O fato de não ser mais líder do prefeito Amazonino Mendes na CMM (Câmara Municipal de Manaus), pode dar ao vereador Isaac Tayah (PTB) a possibilidade de ter a base de oposição ao seu lado na corrida pela presidência da CMM, caso venha a ter segundo turno. A votação acontece hoje pela manhã, no plenário Adriano Jorge.
A possibilidade foi levantada pelo vereador Marcelo Ramos (PSB), ontem em entrevista ao Jornal do Commercio. Segundo o parlamentar, a decisão pode ser tomada caso Tayah consiga levar a votação para segundo turno. “Se houver segundo turno entre Isaac e Homero, nós reuniremos os seis parlamentares da bancada e tomaremos a decisão em conjunto, a certeza que tenho é de que os seis votos irão para o mesmo candidato”, salientou Ramos.
Para vereador, o racha é o resultado de uma gestão que não leva em consideração os anos de defesa e contribuição dados por Tayah em defesa de Amazonino. “O prefeito tem encontrado dificuldades em dialogar com os vereadores, nisso incluo os seus aliados.
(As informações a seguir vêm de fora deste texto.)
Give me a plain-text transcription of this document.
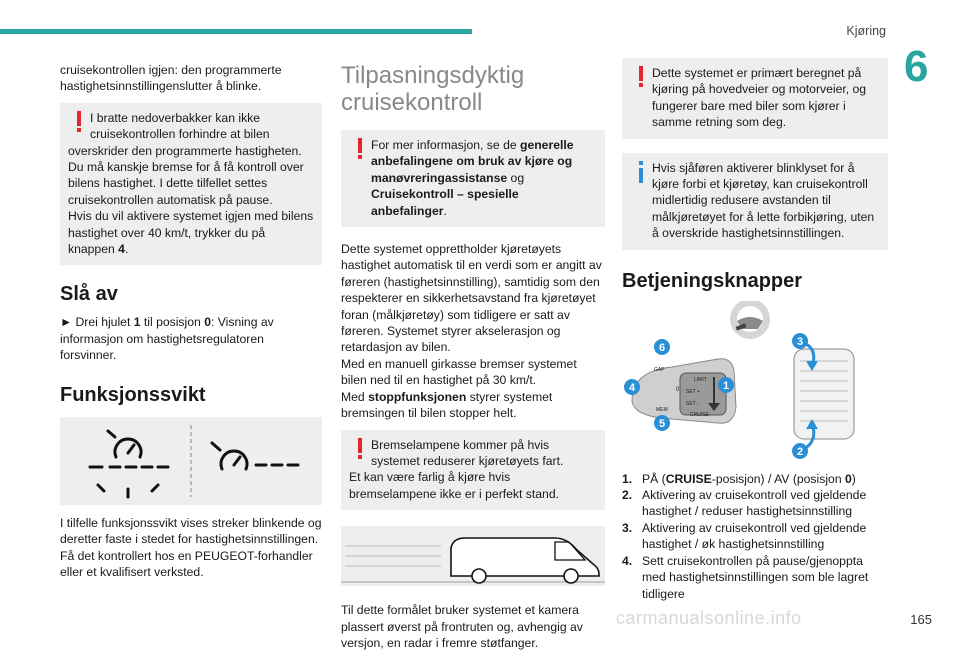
Kjøring
6

cruisekontrollen igjen: den programmerte hastighetsinnstillingenslutter å blinke.

I bratte nedoverbakker kan ikke cruisekontrollen forhindre at bilen
overskrider den programmerte hastigheten. Du må kanskje bremse for å få kontroll over bilens hastighet. I dette tilfellet settes cruisekontrollen automatisk på pause.
Hvis du vil aktivere systemet igjen med bilens hastighet over 40 km/t, trykker du på knappen 4.
Slå av

► Drei hjulet 1 til posisjon 0: Visning av informasjon om hastighetsregulatoren forsvinner.

Funksjonssvikt

I tilfelle funksjonssvikt vises streker blinkende og deretter faste i stedet for hastighetsinnstillingen. Få det kontrollert hos en PEUGEOT-forhandler eller et kvalifisert verksted.

Tilpasningsdyktig cruisekontroll
For mer informasjon, se de generelle anbefalingene om bruk av kjøre og manøvreringassistanse og Cruisekontroll – spesielle anbefalinger.

Dette systemet opprettholder kjøretøyets hastighet automatisk til en verdi som er angitt av føreren (hastighetsinnstilling), samtidig som den respekterer en sikkerhetsavstand fra kjøretøyet foran (målkjøretøy) som tidligere er satt av føreren. Systemet styrer akselerasjon og retardasjon av bilen.

Med en manuell girkasse bremser systemet bilen ned til en hastighet på 30 km/t.

Med stoppfunksjonen styrer systemet bremsingen til bilen stopper helt.

Bremselampene kommer på hvis systemet reduserer kjøretøyets fart.
Et kan være farlig å kjøre hvis bremselampene ikke er i perfekt stand.

Til dette formålet bruker systemet et kamera plassert øverst på frontruten og, avhengig av versjon, en radar i fremre støtfanger.

Dette systemet er primært beregnet på kjøring på hovedveier og motorveier, og fungerer bare med biler som kjører i samme retning som deg.
Hvis sjåføren aktiverer blinklyset for å kjøre forbi et kjøretøy, kan cruisekontroll midlertidig redusere avstanden til målkjøretøyet for å lette forbikjøring, uten å overskride hastighetsinnstillingen.
Betjeningsknapper
LIMIT
SET +
SET -
CRUISE
0
GAP
MEM
6
4
5
1
3
2
1. PÅ (CRUISE-posisjon) / AV (posisjon 0)
2. Aktivering av cruisekontroll ved gjeldende hastighet / reduser hastighetsinnstilling
3. Aktivering av cruisekontroll ved gjeldende hastighet / øk hastighetsinnstilling
4. Sett cruisekontrollen på pause/gjenoppta med hastighetsinnstillingen som ble lagret tidligere
carmanualsonline.info	165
Além do destrate, Amazonino faz hoje uma gestão fracassada e que vai contra os interesses da população. Acredito que o rompimento tenha sido o ápice do desencontro do Executivo com seus aliados, a base não tem mais como defender o indefensável”, frisou.
O parlamentar disse creditar que, apesar de possuir inúmeras qualidades, Homero ainda é inexperiente e submisso às vontades do Executivo, o que faz com que seu nome seja o menos indicado para gerir a Câmara. “Ele ainda está em seu primeiro mandato, e visivelmente possui dificuldades de relacionamento com seus próprios colegas de plenário. Ele pode até ser presidente, mas, se o for, será na marra, e não naturalmente, sua eleição não expressará a real vontade dos vereadores e sim a vontade coagida e manipulada pelo Executivo Municipal”, analisou.
Para Tayah, o apoio da base de oposição seria muito bem-vindo já que, segundo ele, ambos possuem a mesma linha de equilíbrio em suas decisões na Casa.
“Temos o mesmo objetivo, queremos uma Câmara independente, juntos poderemos fazer uma gestão que leve em consideração as ideias de todos independente de posicionamentos políticos”, falou.
Aprovação da LOA para o município de Manaus
Marcelo Ramos intitulou de vergonhoso o posicionamento dos vereadores que se colocaram contra as 337 emendas apresentadas ao Projeto de Lei do Executivo, que está estimado em R$ 2,496 bilhões para a realização de investimentos na cidade no ano de 2011.
“É vergonhoso o que os vereadores da base aliada fizeram ontem nesta Casa. O vereador ao abrir mão de um poder que é seu por direito perde um pedaço do seu mandato e isso é um grande perigo para a democracia. Podemos abrir mão de tudo, menos das nossas prerrogativas, porque é isso que legitima o Poder Legislativo desta Casa”, comentou.